Five AI models disagreed on 67% of 1,000 fact checks

Five top AI models disagreed on 672 of 1,000 user-submitted fact-check claims; unanimous agreement occurred on 328 and Krippendorff’s alpha measured 0.639.

Lenz Research published a study this month, led by Kosta Jordanov, that tested five advanced AI models on 1,000 real-world fact-check claims. The analysis found disagreement on 672 claims and unanimous agreement on 328.

The models evaluated were GPT-5.4, Claude Opus 4.7, Gemini 3 Pro, Gemini 3 Pro with Search, and Sonar Pro. Each model assigned one of four labels to every claim: true, mostly true, misleading, or false.

Researchers used claims submitted by users to Lenz’s fact-checking platform rather than standard benchmark datasets. The paper notes most of those claims likely do not appear in training corpora with a gold label attached.

On 672 claims at least one model disagreed with the majority label. On 341 claims the split was wider: a model labeled a claim true while another labeled the same claim false.

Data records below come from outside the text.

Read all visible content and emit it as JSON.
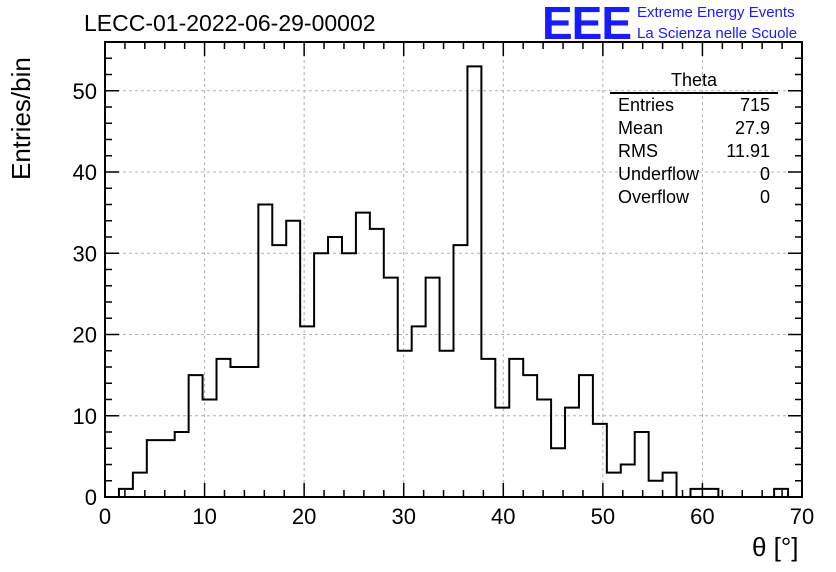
{
  "header": {
    "title": "LECC-01-2022-06-29-00002",
    "logo_text": "EEE",
    "logo_line1": "Extreme Energy Events",
    "logo_line2": "La Scienza nelle Scuole"
  },
  "stats_box": {
    "title": "Theta",
    "rows": [
      {
        "label": "Entries",
        "value": "715"
      },
      {
        "label": "Mean",
        "value": "27.9"
      },
      {
        "label": "RMS",
        "value": "11.91"
      },
      {
        "label": "Underflow",
        "value": "0"
      },
      {
        "label": "Overflow",
        "value": "0"
      }
    ]
  },
  "chart_data": {
    "type": "bar",
    "style": "step-histogram",
    "title": "LECC-01-2022-06-29-00002",
    "xlabel": "θ [°]",
    "ylabel": "Entries/bin",
    "xlim": [
      0,
      70
    ],
    "ylim": [
      0,
      56
    ],
    "bin_width": 1.4,
    "xticks": [
      0,
      10,
      20,
      30,
      40,
      50,
      60,
      70
    ],
    "yticks": [
      0,
      10,
      20,
      30,
      40,
      50
    ],
    "grid": true,
    "values": [
      0,
      1,
      3,
      7,
      7,
      8,
      15,
      12,
      17,
      16,
      16,
      36,
      31,
      34,
      21,
      30,
      32,
      30,
      35,
      33,
      27,
      18,
      21,
      27,
      18,
      31,
      53,
      17,
      11,
      17,
      15,
      12,
      6,
      11,
      15,
      9,
      3,
      4,
      8,
      2,
      3,
      0,
      1,
      1,
      0,
      0,
      0,
      0,
      1,
      0
    ]
  }
}
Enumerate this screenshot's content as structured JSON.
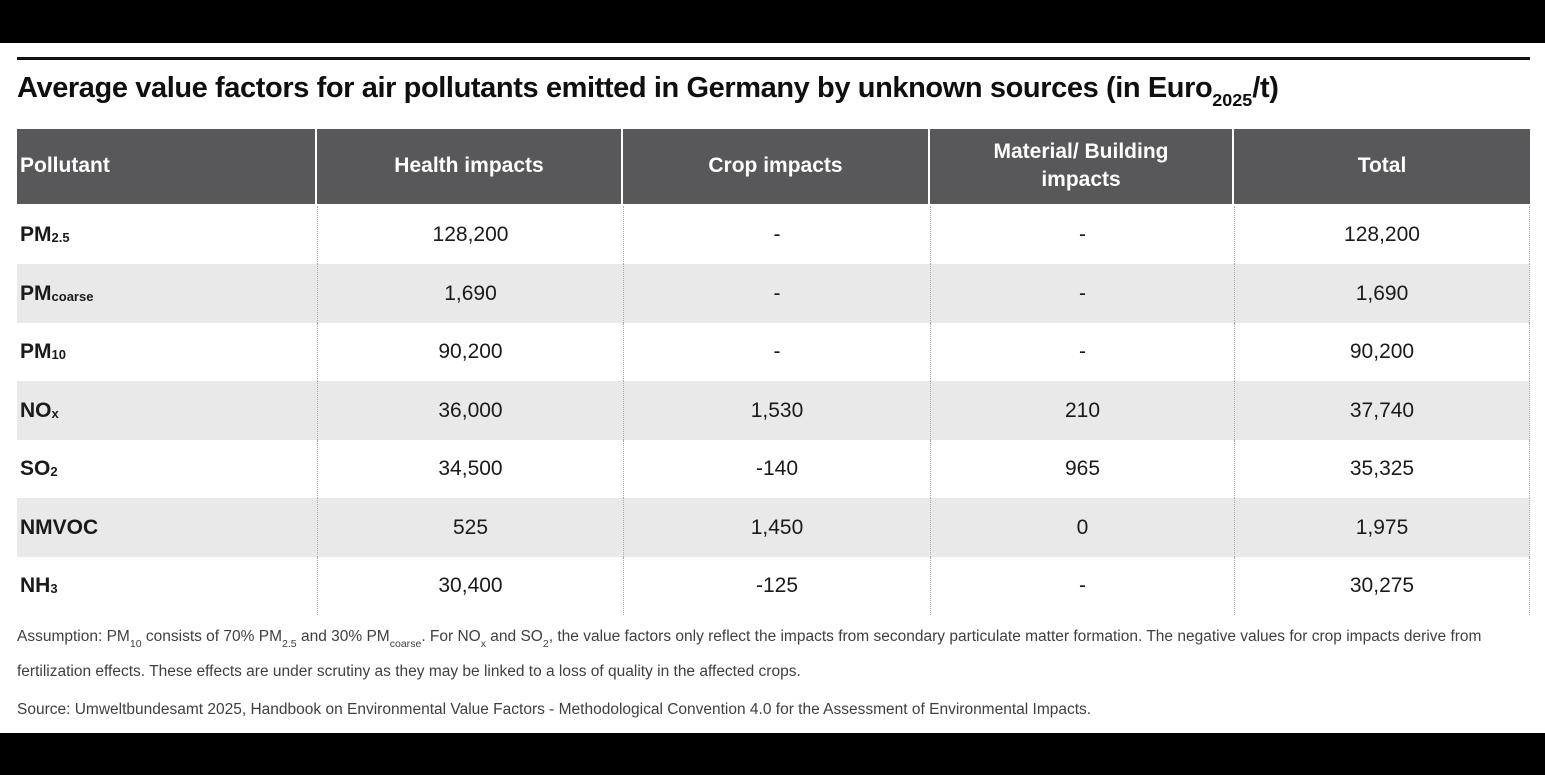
{
  "page": {
    "title_segments": [
      {
        "t": "Average value factors for air pollutants emitted in Germany by unknown sources (in Euro"
      },
      {
        "t": "2025",
        "sub": true
      },
      {
        "t": "/t)"
      }
    ]
  },
  "table": {
    "columns": [
      "Pollutant",
      "Health impacts",
      "Crop impacts",
      "Material/ Building impacts",
      "Total"
    ],
    "rows": [
      {
        "id": "pm2-5",
        "pollutant": [
          {
            "t": "PM"
          },
          {
            "t": "2.5",
            "sub": true
          }
        ],
        "values": [
          "128,200",
          "-",
          "-",
          "128,200"
        ]
      },
      {
        "id": "pm-coarse",
        "pollutant": [
          {
            "t": "PM"
          },
          {
            "t": "coarse",
            "sub": true
          }
        ],
        "values": [
          "1,690",
          "-",
          "-",
          "1,690"
        ]
      },
      {
        "id": "pm10",
        "pollutant": [
          {
            "t": "PM"
          },
          {
            "t": "10",
            "sub": true
          }
        ],
        "values": [
          "90,200",
          "-",
          "-",
          "90,200"
        ]
      },
      {
        "id": "nox",
        "pollutant": [
          {
            "t": "NO"
          },
          {
            "t": "x",
            "sub": true
          }
        ],
        "values": [
          "36,000",
          "1,530",
          "210",
          "37,740"
        ]
      },
      {
        "id": "so2",
        "pollutant": [
          {
            "t": "SO"
          },
          {
            "t": "2",
            "sub": true
          }
        ],
        "values": [
          "34,500",
          "-140",
          "965",
          "35,325"
        ]
      },
      {
        "id": "nmvoc",
        "pollutant": [
          {
            "t": "NMVOC"
          }
        ],
        "values": [
          "525",
          "1,450",
          "0",
          "1,975"
        ]
      },
      {
        "id": "nh3",
        "pollutant": [
          {
            "t": "NH"
          },
          {
            "t": "3",
            "sub": true
          }
        ],
        "values": [
          "30,400",
          "-125",
          "-",
          "30,275"
        ]
      }
    ]
  },
  "notes": {
    "assumption_segments": [
      {
        "t": "Assumption: PM"
      },
      {
        "t": "10",
        "sub": true
      },
      {
        "t": " consists of 70% PM"
      },
      {
        "t": "2.5",
        "sub": true
      },
      {
        "t": " and 30% PM"
      },
      {
        "t": "coarse",
        "sub": true
      },
      {
        "t": ". For NO"
      },
      {
        "t": "x",
        "sub": true
      },
      {
        "t": " and SO"
      },
      {
        "t": "2",
        "sub": true
      },
      {
        "t": ", the value factors only reflect the impacts from secondary particulate matter formation. The negative values for crop impacts derive from fertilization effects. These effects are under scrutiny as they may be linked to a loss of quality in the affected crops."
      }
    ],
    "source": "Source: Umweltbundesamt 2025, Handbook on Environmental Value Factors - Methodological Convention 4.0 for the Assessment of Environmental Impacts."
  },
  "colors": {
    "header_bg": "#58585a",
    "header_text": "#ffffff",
    "row_alt_bg": "#e9e9e9",
    "body_text": "#1a1a1a",
    "note_text": "#3f3f3f",
    "frame_bar": "#000000",
    "divider_dotted": "#ababab",
    "title_rule": "#111111"
  },
  "chart_data": {
    "type": "table",
    "title": "Average value factors for air pollutants emitted in Germany by unknown sources (in Euro2025/t)",
    "unit": "Euro2025 per tonne",
    "columns": [
      "Pollutant",
      "Health impacts",
      "Crop impacts",
      "Material/ Building impacts",
      "Total"
    ],
    "rows": [
      [
        "PM2.5",
        "128,200",
        "-",
        "-",
        "128,200"
      ],
      [
        "PMcoarse",
        "1,690",
        "-",
        "-",
        "1,690"
      ],
      [
        "PM10",
        "90,200",
        "-",
        "-",
        "90,200"
      ],
      [
        "NOx",
        "36,000",
        "1,530",
        "210",
        "37,740"
      ],
      [
        "SO2",
        "34,500",
        "-140",
        "965",
        "35,325"
      ],
      [
        "NMVOC",
        "525",
        "1,450",
        "0",
        "1,975"
      ],
      [
        "NH3",
        "30,400",
        "-125",
        "-",
        "30,275"
      ]
    ],
    "note": "Assumption: PM10 consists of 70% PM2.5 and 30% PMcoarse. For NOx and SO2, the value factors only reflect the impacts from secondary particulate matter formation. The negative values for crop impacts derive from fertilization effects. These effects are under scrutiny as they may be linked to a loss of quality in the affected crops.",
    "source": "Source: Umweltbundesamt 2025, Handbook on Environmental Value Factors - Methodological Convention 4.0 for the Assessment of Environmental Impacts."
  }
}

The study reports Krippendorff’s alpha at 0.639. Krippendorff’s alpha measures agreement on a scale from 1.0 (perfect agreement) to 0 (agreement at the level of random chance). The paper describes values below 0.8 as generally considered weak and calls 0.639 “nontrivial but limited agreement.”

When all five models agreed (328 claims), the unanimous labels tended to be the clearest outcomes: either true or false. The study found only four claims with a unanimous “misleading” label and none with a unanimous “mostly true” label. The paper states, “The panel converges on definitive verdicts; the middle of the rubric is where it fractures.”

The authors provide specific examples of divergent model judgments. For the claim “The World Bank’s active portfolio in Nigeria stands at over $16.4 billion as of 2025,” GPT-5.4 labeled it “mostly true,” Gemini 3 Pro labeled it “false,” and Gemini 3 Pro with Search labeled it “misleading.” For the claim “Donald Trump said that an attack on Iran was postponed at the request of Gulf Allies,” GPT-5.4 labeled it “false,” Claude Opus 4.7 labeled it “mostly true,” Gemini 3 Pro labeled it “false,” and Gemini 3 Pro with Search labeled it “true.”

The paper frames the experiment as a test of whether a panel of frontier models can act as a single, interchangeable fact-checking jury for claims that real users submit. The authors provide their data and analysis for further review.